Your wa-loli dress can fasten simply with a ribbon; an underbust corset often looks fabulous, and if you can get an authentic obi (kimono sash) and learn to tie it half-decently, that's even better. However, obi are not that good at tying your dress tightly; you need some sturdy underpinnings, strings and ribbons and whatever is lying around, to make sure the whole package stays secure.
Obi can be obtained fairly cheaply (I have 20 or so obi; the cheapest one cost 50 pence. That's about $0.90 I think... it had some very tiny dye ruboffs on it, that can't even be seen when you wear it. And it came with a free fan!) but it might be better to resign yourself to not getting the exact obi you want; i.e. if you are set on getting a black and gold obi with cranes or something, you are almost guaranteed not to be able to find one for your price range.

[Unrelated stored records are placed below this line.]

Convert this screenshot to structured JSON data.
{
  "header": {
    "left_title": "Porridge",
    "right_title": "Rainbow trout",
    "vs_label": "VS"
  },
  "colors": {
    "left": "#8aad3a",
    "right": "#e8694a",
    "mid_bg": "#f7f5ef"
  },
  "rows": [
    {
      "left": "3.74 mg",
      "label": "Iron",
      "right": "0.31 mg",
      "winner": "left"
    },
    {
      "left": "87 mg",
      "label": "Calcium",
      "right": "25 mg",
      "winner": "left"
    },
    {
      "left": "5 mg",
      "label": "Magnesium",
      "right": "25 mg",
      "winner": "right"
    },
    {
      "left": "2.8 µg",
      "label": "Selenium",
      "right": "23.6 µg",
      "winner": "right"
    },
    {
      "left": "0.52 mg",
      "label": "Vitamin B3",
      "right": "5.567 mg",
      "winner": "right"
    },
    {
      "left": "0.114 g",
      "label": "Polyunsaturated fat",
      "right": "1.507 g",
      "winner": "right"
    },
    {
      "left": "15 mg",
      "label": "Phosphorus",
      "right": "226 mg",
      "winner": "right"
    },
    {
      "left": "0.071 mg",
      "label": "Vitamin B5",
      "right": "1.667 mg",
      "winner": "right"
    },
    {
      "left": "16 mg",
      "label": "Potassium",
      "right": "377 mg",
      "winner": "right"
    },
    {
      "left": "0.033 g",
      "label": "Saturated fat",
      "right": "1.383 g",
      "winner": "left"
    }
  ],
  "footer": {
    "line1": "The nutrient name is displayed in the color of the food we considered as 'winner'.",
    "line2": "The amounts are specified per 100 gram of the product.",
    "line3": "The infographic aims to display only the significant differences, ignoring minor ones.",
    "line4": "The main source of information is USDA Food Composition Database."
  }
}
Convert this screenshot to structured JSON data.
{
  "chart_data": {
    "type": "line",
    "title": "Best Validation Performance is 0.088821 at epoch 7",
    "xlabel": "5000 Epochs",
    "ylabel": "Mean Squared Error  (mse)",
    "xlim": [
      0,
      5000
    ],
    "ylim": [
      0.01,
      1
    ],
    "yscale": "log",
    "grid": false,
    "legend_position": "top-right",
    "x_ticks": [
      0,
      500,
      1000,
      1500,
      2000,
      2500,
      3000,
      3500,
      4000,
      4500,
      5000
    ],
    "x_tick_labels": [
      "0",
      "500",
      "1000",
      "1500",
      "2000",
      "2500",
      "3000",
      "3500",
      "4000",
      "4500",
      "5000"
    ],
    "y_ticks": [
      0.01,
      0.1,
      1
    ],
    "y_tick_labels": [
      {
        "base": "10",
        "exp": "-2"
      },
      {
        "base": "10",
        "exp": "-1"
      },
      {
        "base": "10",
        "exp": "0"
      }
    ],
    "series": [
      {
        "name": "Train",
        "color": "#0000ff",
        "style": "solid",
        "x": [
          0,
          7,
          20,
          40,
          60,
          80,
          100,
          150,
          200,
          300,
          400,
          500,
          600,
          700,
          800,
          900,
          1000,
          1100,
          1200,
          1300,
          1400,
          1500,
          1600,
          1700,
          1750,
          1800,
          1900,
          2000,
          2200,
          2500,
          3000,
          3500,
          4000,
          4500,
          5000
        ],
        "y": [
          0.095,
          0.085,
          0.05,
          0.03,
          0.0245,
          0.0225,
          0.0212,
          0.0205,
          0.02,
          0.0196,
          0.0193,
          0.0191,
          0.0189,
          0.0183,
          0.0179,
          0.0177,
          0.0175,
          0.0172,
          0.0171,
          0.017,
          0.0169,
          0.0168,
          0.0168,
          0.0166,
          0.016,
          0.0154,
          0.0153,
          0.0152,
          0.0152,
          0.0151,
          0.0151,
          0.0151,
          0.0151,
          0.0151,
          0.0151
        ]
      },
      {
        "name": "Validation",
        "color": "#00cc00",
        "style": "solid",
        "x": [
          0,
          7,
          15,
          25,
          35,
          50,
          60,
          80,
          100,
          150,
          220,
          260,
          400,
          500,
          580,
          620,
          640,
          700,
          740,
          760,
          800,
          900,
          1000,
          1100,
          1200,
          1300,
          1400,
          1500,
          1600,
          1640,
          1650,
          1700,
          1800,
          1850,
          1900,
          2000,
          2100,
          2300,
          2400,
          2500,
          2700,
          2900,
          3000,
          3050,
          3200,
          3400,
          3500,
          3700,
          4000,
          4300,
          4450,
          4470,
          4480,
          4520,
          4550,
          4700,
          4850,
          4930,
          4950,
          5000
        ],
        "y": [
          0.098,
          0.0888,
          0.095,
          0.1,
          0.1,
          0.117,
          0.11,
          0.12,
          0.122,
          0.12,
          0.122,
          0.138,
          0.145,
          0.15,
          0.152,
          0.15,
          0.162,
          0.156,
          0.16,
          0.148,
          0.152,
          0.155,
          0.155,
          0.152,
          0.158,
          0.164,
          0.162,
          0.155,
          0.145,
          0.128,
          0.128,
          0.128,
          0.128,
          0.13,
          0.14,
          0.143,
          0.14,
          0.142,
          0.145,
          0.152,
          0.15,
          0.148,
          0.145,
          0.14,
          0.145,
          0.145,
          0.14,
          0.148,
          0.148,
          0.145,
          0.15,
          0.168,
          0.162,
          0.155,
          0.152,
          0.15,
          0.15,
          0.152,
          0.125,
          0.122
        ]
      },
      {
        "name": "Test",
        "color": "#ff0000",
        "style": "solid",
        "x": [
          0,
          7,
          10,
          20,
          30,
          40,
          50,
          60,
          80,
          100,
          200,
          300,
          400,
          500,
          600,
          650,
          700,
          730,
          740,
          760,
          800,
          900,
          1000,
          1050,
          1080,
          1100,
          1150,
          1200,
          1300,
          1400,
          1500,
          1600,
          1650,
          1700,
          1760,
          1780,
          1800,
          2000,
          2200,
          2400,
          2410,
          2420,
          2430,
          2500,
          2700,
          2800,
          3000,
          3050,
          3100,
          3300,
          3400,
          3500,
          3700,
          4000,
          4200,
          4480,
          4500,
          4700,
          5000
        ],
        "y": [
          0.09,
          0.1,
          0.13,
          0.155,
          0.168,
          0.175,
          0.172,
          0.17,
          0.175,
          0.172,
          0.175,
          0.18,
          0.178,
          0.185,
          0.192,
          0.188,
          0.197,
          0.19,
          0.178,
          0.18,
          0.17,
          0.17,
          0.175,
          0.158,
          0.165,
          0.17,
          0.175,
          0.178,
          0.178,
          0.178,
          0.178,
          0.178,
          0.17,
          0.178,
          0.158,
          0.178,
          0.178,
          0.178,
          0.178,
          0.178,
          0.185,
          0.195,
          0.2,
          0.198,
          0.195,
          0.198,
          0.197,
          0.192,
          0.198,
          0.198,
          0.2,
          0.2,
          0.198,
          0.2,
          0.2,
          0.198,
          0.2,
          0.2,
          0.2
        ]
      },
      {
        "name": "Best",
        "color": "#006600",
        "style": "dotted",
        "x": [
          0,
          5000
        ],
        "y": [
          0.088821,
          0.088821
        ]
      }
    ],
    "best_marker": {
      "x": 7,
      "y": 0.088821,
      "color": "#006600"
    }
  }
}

You also need to have quite a few accoutrements in order to wear it once you've got it. An obi-makura (a little cushion that you tie on) is essential, otherwise your bow will be flat. An obi-age (scarf) is useful, but you can make your own, and the obi-jime (silken cord) will ensure it stays extra-secure. Again, all are obtainable from eBay, but I made my own obi-makura from wadding and cardboard.
If you are seriously into obi, it might be worth getting a how-to kimono book; these are of course in Japanese, but they have step-by-step photographs for some of the fancy knots.
Btw. I get all my kimono/obi/geta/zori/tabi from eBay, where you can routinely find kimono on sale for $10 or so. This is because they're secondhand, and are general-use everyday ones. Still, any kimono is better than none, and even these everyday ones are very decorative.
That is everything I can think of to write... no doubt there will be a more polished version, so any comments are welcome.